After analyzing DNA samples from over 150,00 people, researchers have found more than a hundred specific regions in the human genome associated with schizophrenia risk. The findings, published in Nature this week, support theories that immune system dysfunction is involved in the development of the disorder.

Drug research for schizophrenia has seen little innovation in the last 60 years. Current medications treat only psychosis, without addressing the cognitive symptoms. Part of that is because the biological mechanisms underlying schizophrenia aren’t well understood. 

So, to identify the genetic underpinnings of psychiatric traits, hundreds of researchers from the Schizophrenia Working Group of the Psychiatric Genomics Consortium performed a genome-wide association study, comparing genomes of 36,989 individuals diagnosed with schizophrenia to that of 113,075 controls. This is the largest genomic dragnet of any psychiatric disorder ever, according to the National Institutes of Health. 

After winnowing down from 9.5 million genomic areas, the team identified 128 independent genetic variants in 108 genetic locations (called loci) that contribute to disease susceptibility. Of these chromosomal sites, 83 are new and have never been linked to the disorder. 

Those 108 loci are where the DNA sequence in people with schizophrenia tends to be different from the sequence in people without it, Nature explains, and each contributes a small amount to the overall risk of developing the condition. Many of the variations seem to be common, so even though most people will have some of them, people with schizophrenia have more.

Within seven years, “our consortium has moved from identifying only a handful of loci associated with schizophrenia, to finding so many that we can see patterns among them,” Stephan Ripke of the Broad Institute says in a news release. “We can group them into identifiable pathways -- which genes are known to work together to perform specific functions in the brain.”

Many of the newly implicated genes are involved in neurotransmission, including genes that are active in pathways essential to learning and memory, as well as communication between brain cells.

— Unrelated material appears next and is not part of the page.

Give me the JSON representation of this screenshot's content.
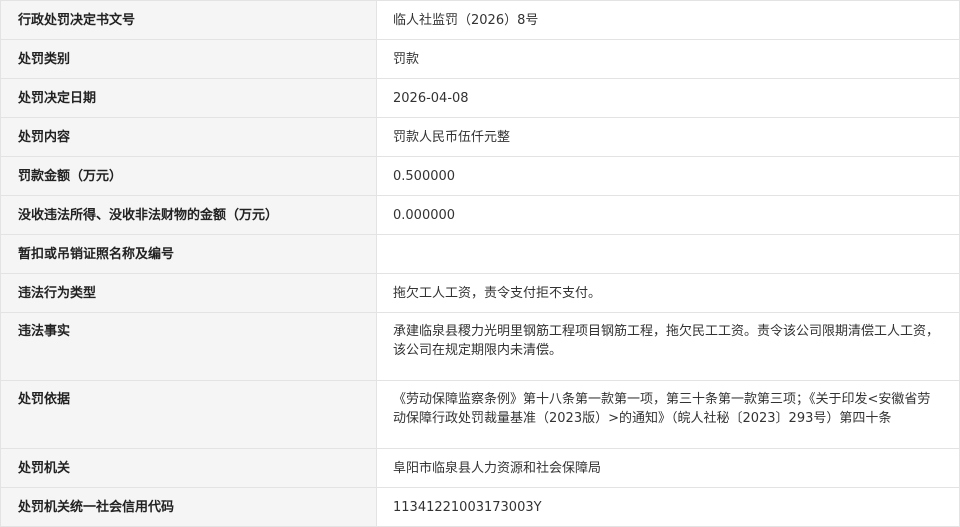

There was also an association with variation in the gene that codes for a dopamine receptor, which is a target for current antipsychotic medications. Furthermore, the team also found a link to genes that are known to function in immune processes; the involvement of the immune system has long been speculated, though the significance of the connection still remains a mystery. 

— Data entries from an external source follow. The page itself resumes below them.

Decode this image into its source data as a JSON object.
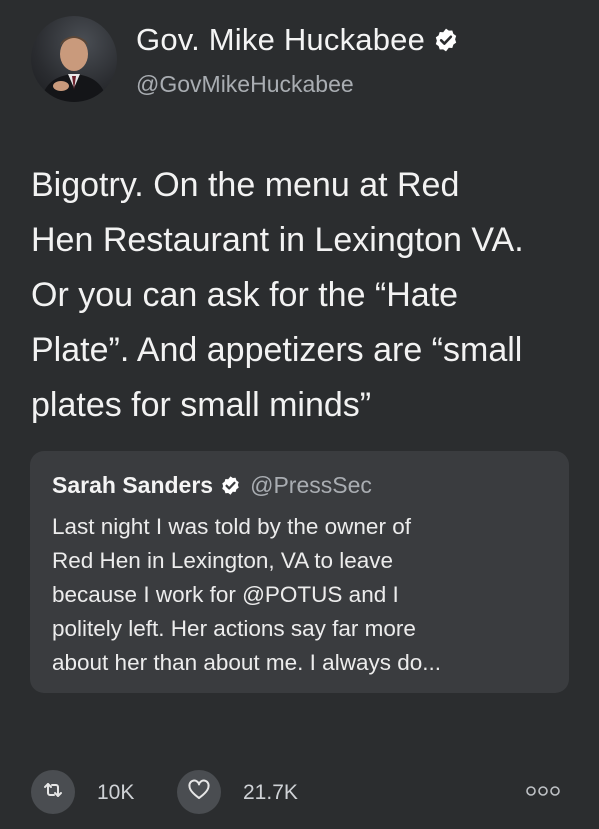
{
  "tweet": {
    "author": {
      "display_name": "Gov. Mike Huckabee",
      "handle": "@GovMikeHuckabee",
      "verified": true
    },
    "text_lines": [
      "Bigotry. On the menu at Red",
      "Hen Restaurant in Lexington VA.",
      "Or you can ask for the “Hate",
      "Plate”.  And appetizers are “small",
      "plates for small minds”"
    ]
  },
  "quoted_tweet": {
    "author": {
      "display_name": "Sarah Sanders",
      "handle": "@PressSec",
      "verified": true
    },
    "text_lines": [
      "Last night I was told by the owner of",
      "Red Hen in Lexington, VA to leave",
      "because I work for @POTUS and I",
      "politely left. Her actions say far more",
      "about her than about me. I always do..."
    ]
  },
  "actions": {
    "retweet_count": "10K",
    "like_count": "21.7K",
    "icons": [
      "retweet-icon",
      "heart-icon",
      "more-icon"
    ]
  },
  "colors": {
    "background": "#2b2d2f",
    "quote_background": "#3a3c3f",
    "verified_badge": "#ffffff",
    "secondary_text": "#a9adb2"
  }
}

“This really is now cementing most of the genetic data of the world in schizophrenia and putting it all together,” Michael O’Donovan of Cardiff University tells the Wall Street Journal. But they caution that there’s still much to learn about the genetics of schizophrenia. The new findings, he adds, likely account for just 3 percent to 4 percent of the total contribution of genetic and non-genetic factors in schizophrenia. Researchers are now working on pinpointing the specific sequences and genes that confer risk.